Interviewer: Do you think we need new concepts in order to theorize about the future?

RS: There are two things to keep in mind here. To analyse the world, as it exists today and tomorrow, sociologists will clearly need new concepts. In a capitalist economy, for example, things change all the time. So, sociologists will need new concepts to deal with all the new changes that will take place. They will also need new concepts (and theories) to better understand the past. The other thing to keep in mind is that everybody theorizes because everybody needs to theorize in order to operate in this world. Every child theorizes, every human being theorizes. So, in brief, sociologists will need new concepts, in order to advance their science.
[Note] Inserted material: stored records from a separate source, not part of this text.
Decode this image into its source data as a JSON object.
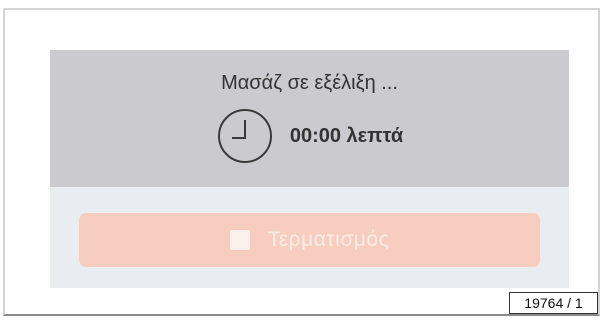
{
  "status": {
    "title": "Μασάζ σε εξέλιξη ...",
    "timer": "00:00 λεπτά",
    "clock_icon": "clock-icon"
  },
  "actions": {
    "stop_label": "Τερματισμός",
    "stop_icon": "stop-square-icon"
  },
  "reference": {
    "label": "19764 / 1"
  },
  "colors": {
    "status_panel_bg": "#cbcacf",
    "action_panel_bg": "#e9ecf1",
    "stop_button_bg": "#f6cdbf",
    "text": "#333333"
  }
}
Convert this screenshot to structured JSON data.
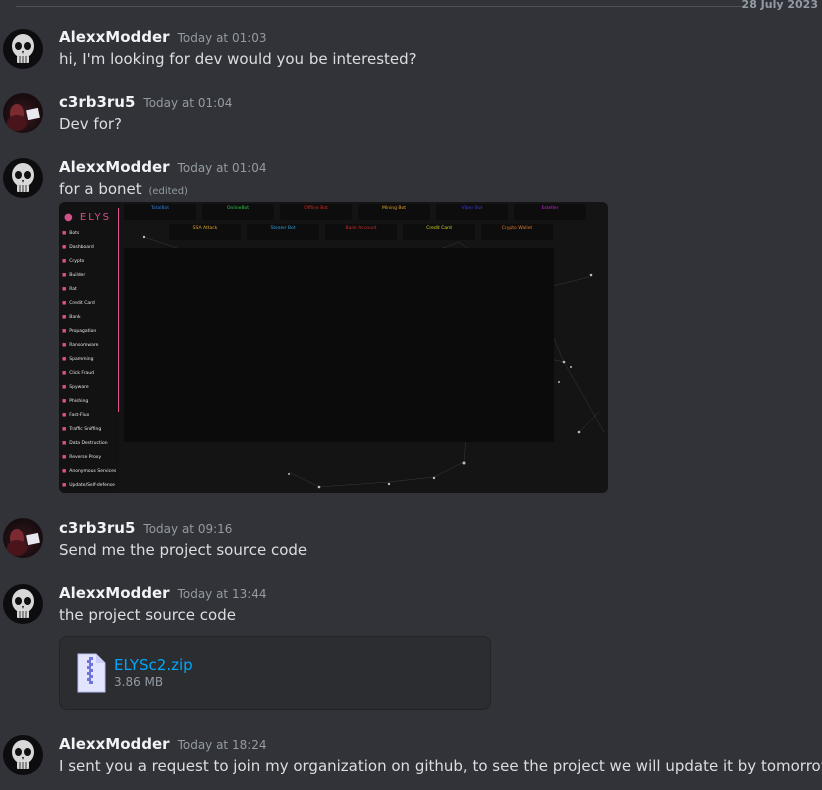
{
  "date_divider": "28 July 2023",
  "users": {
    "alexx": "AlexxModder",
    "c3rb": "c3rb3ru5"
  },
  "messages": [
    {
      "author": "AlexxModder",
      "time": "Today at 01:03",
      "text": "hi, I'm looking for dev would you be interested?"
    },
    {
      "author": "c3rb3ru5",
      "time": "Today at 01:04",
      "text": "Dev for?"
    },
    {
      "author": "AlexxModder",
      "time": "Today at 01:04",
      "text": "for a bonet",
      "edited": "(edited)"
    },
    {
      "author": "c3rb3ru5",
      "time": "Today at 09:16",
      "text": "Send me the project source code"
    },
    {
      "author": "AlexxModder",
      "time": "Today at 13:44",
      "text": "the project source code"
    },
    {
      "author": "AlexxModder",
      "time": "Today at 18:24",
      "text": "I sent you a request to join my organization on github, to see the project we will update it by tomorrow"
    }
  ],
  "attachment": {
    "filename": "ELYSc2.zip",
    "size": "3.86 MB",
    "icon": "zip-file-icon"
  },
  "screenshot": {
    "logo": "ELYS",
    "sidebar": [
      "Bots",
      "Dashboard",
      "Crypto",
      "Builder",
      "Rat",
      "Credit Card",
      "Bank",
      "Propagation",
      "Ransomware",
      "Spamming",
      "Click Fraud",
      "Spyware",
      "Phishing",
      "Fast-Flux",
      "Traffic Sniffing",
      "Data Destruction",
      "Reverse Proxy",
      "Anonymous Services",
      "Update/Self-defense"
    ],
    "sidebar_icons": [
      "user-icon",
      "dashboard-icon",
      "crypto-icon",
      "builder-icon",
      "rat-icon",
      "credit-card-icon",
      "bank-icon",
      "propagation-icon",
      "ransomware-icon",
      "spamming-icon",
      "click-fraud-icon",
      "spyware-icon",
      "phishing-icon",
      "fast-flux-icon",
      "traffic-icon",
      "data-destruction-icon",
      "reverse-proxy-icon",
      "anonymous-icon",
      "update-icon"
    ],
    "top_row": [
      {
        "label": "TotalBot",
        "color": "#2f7fd8"
      },
      {
        "label": "OnlineBot",
        "color": "#2fc84a"
      },
      {
        "label": "Offline Bot",
        "color": "#d02a2a"
      },
      {
        "label": "Mining Bot",
        "color": "#e0a52a"
      },
      {
        "label": "Viber Bot",
        "color": "#3a3ae0"
      },
      {
        "label": "Esteller",
        "color": "#c42ad8"
      }
    ],
    "second_row": [
      {
        "label": "SSA Attack",
        "color": "#e0a52a"
      },
      {
        "label": "Stealer Bot",
        "color": "#2f9fd8"
      },
      {
        "label": "Bank Account",
        "color": "#d02a2a"
      },
      {
        "label": "Credit Card",
        "color": "#d8d82a"
      },
      {
        "label": "Crypto Wallet",
        "color": "#e07a2a"
      }
    ]
  }
}
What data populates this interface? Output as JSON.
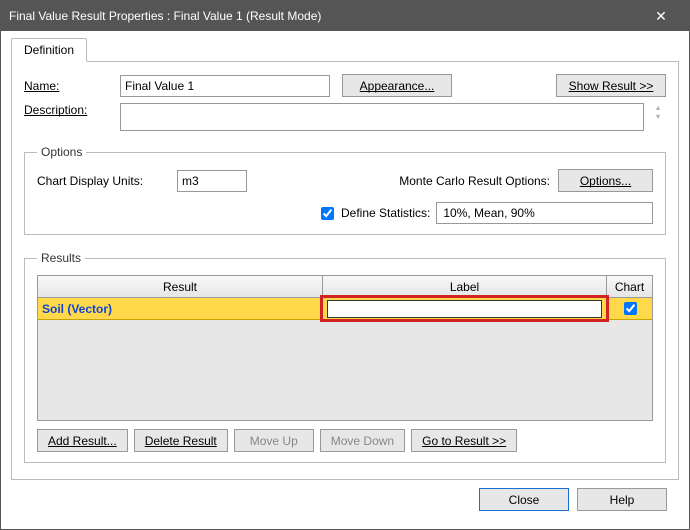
{
  "titlebar": {
    "text": "Final Value Result Properties : Final Value 1 (Result Mode)"
  },
  "tabs": {
    "definition": "Definition"
  },
  "fields": {
    "name_label": "Name:",
    "name_value": "Final Value 1",
    "appearance_btn": "Appearance...",
    "show_result_btn": "Show Result >>",
    "description_label": "Description:",
    "description_value": ""
  },
  "options": {
    "legend": "Options",
    "chart_units_label": "Chart Display Units:",
    "chart_units_value": "m3",
    "mc_label": "Monte Carlo Result Options:",
    "mc_btn": "Options...",
    "define_stats_label": "Define Statistics:",
    "stats_value": "10%, Mean, 90%"
  },
  "results": {
    "legend": "Results",
    "headers": {
      "result": "Result",
      "label": "Label",
      "chart": "Chart"
    },
    "row": {
      "result": "Soil (Vector)",
      "label": "",
      "chart_checked": true
    },
    "buttons": {
      "add": "Add Result...",
      "delete": "Delete Result",
      "moveup": "Move Up",
      "movedown": "Move Down",
      "goto": "Go to Result >>"
    }
  },
  "footer": {
    "close": "Close",
    "help": "Help"
  }
}
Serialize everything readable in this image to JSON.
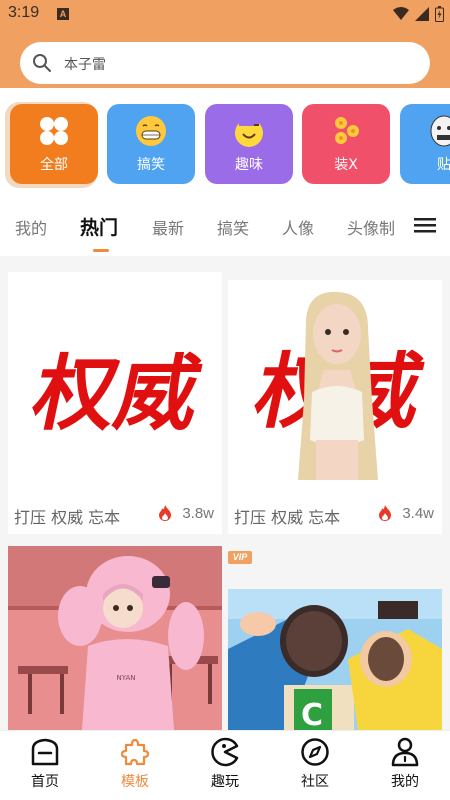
{
  "status": {
    "time": "3:19",
    "badge": "A"
  },
  "search": {
    "placeholder": "本子雷"
  },
  "categories": [
    {
      "label": "全部",
      "icon": "grid-icon",
      "color": "#F27D1F"
    },
    {
      "label": "搞笑",
      "icon": "grin-emoji-icon",
      "color": "#4FA3F0"
    },
    {
      "label": "趣味",
      "icon": "wink-face-icon",
      "color": "#9B6CE8"
    },
    {
      "label": "装X",
      "icon": "coins-icon",
      "color": "#F0506A"
    },
    {
      "label": "贴",
      "icon": "meme-face-icon",
      "color": "#4FA3F0"
    }
  ],
  "tabs": [
    {
      "label": "我的"
    },
    {
      "label": "热门"
    },
    {
      "label": "最新"
    },
    {
      "label": "搞笑"
    },
    {
      "label": "人像"
    },
    {
      "label": "头像制"
    }
  ],
  "cards": [
    {
      "title": "打压 权威 忘本",
      "count": "3.8w",
      "image_text": "权威"
    },
    {
      "title": "打压 权威 忘本",
      "count": "3.4w",
      "image_text": "权威"
    },
    {
      "caption": "NYAN"
    },
    {
      "vip": "VIP"
    }
  ],
  "nav": [
    {
      "label": "首页",
      "icon": "home-icon"
    },
    {
      "label": "模板",
      "icon": "puzzle-icon"
    },
    {
      "label": "趣玩",
      "icon": "pacman-icon"
    },
    {
      "label": "社区",
      "icon": "compass-icon"
    },
    {
      "label": "我的",
      "icon": "person-icon"
    }
  ],
  "colors": {
    "accent": "#F08A3C",
    "header": "#F0A060"
  }
}
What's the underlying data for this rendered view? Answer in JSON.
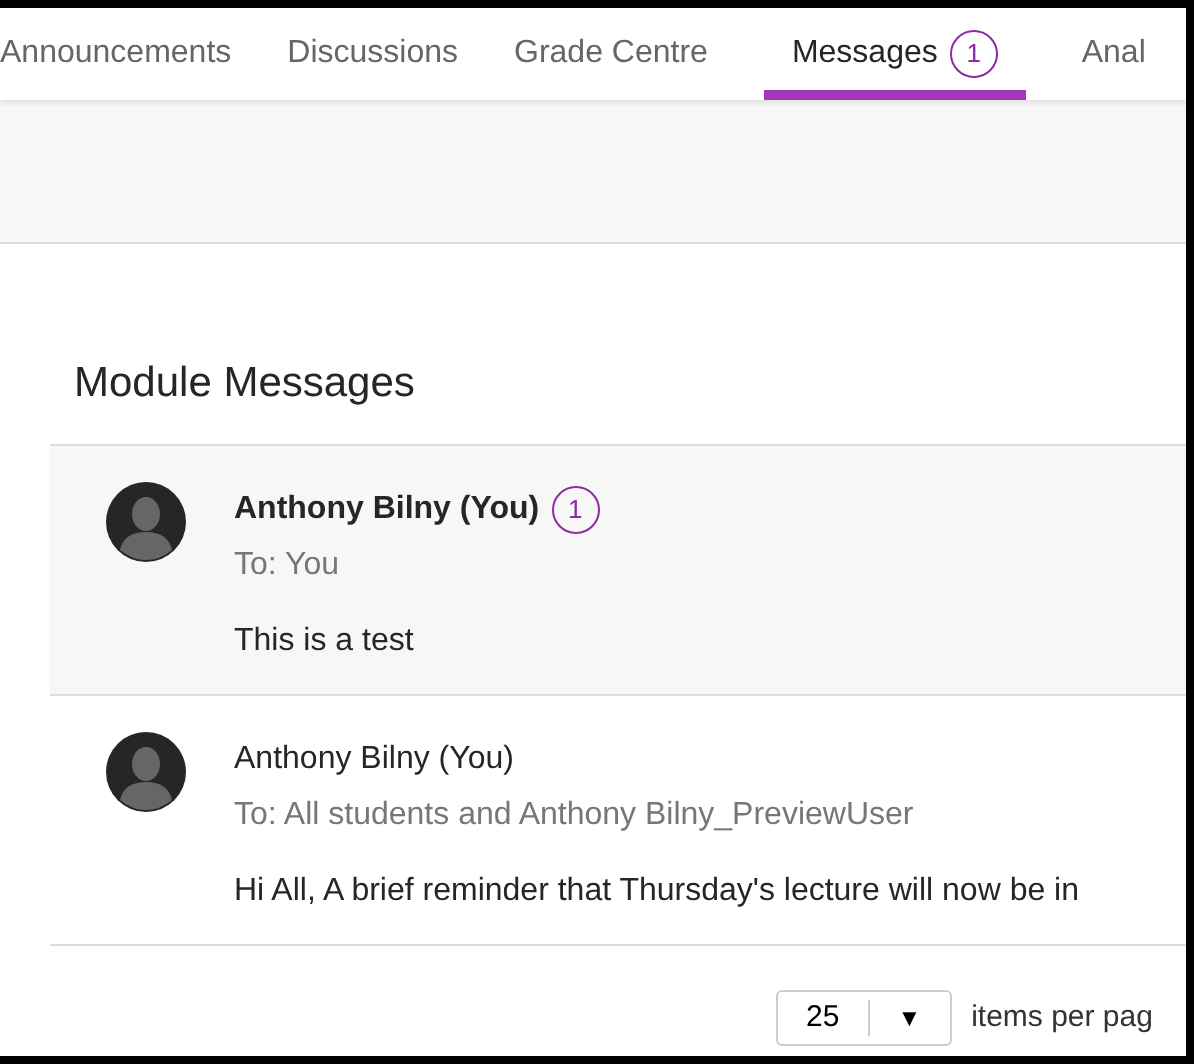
{
  "tabs": [
    {
      "label": "Announcements",
      "selected": false
    },
    {
      "label": "Discussions",
      "selected": false
    },
    {
      "label": "Grade Centre",
      "selected": false
    },
    {
      "label": "Messages",
      "selected": true,
      "badge": "1"
    },
    {
      "label": "Anal",
      "selected": false
    }
  ],
  "heading": "Module Messages",
  "messages": [
    {
      "author": "Anthony Bilny (You)",
      "badge": "1",
      "unread": true,
      "to": "To: You",
      "body": "This is a test"
    },
    {
      "author": "Anthony Bilny (You)",
      "unread": false,
      "to": "To: All students and Anthony Bilny_PreviewUser",
      "body": "Hi All, A brief reminder that Thursday's lecture will now be in"
    }
  ],
  "pagination": {
    "per_page": "25",
    "caret": "▼",
    "label": "items per pag"
  }
}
And ordinary people will need new concepts to handle their everyday lives.

 

References
Miyazaki H., Swedberg R. (eds) (2016), The Economy of Hope, Philadelphia, University of Pennsylvania Press.

Swedberg R. (2009), Tocqueville’s political economy, Princeton, Princeton University Press.
Swedberg R. (1998), Max Weber and the Idea of Economic Sociology, Princeton, Princeton University Press.
Swedberg R. (1991), Joseph A. Schumpeter: His Life and Work, Princeton, Princeton University Press.
Swedberg R. (1982), Sociology as Disenchantment: The Evolution of the Work of Georges Gurvitch, Atlantic Highlands, Humanities Press.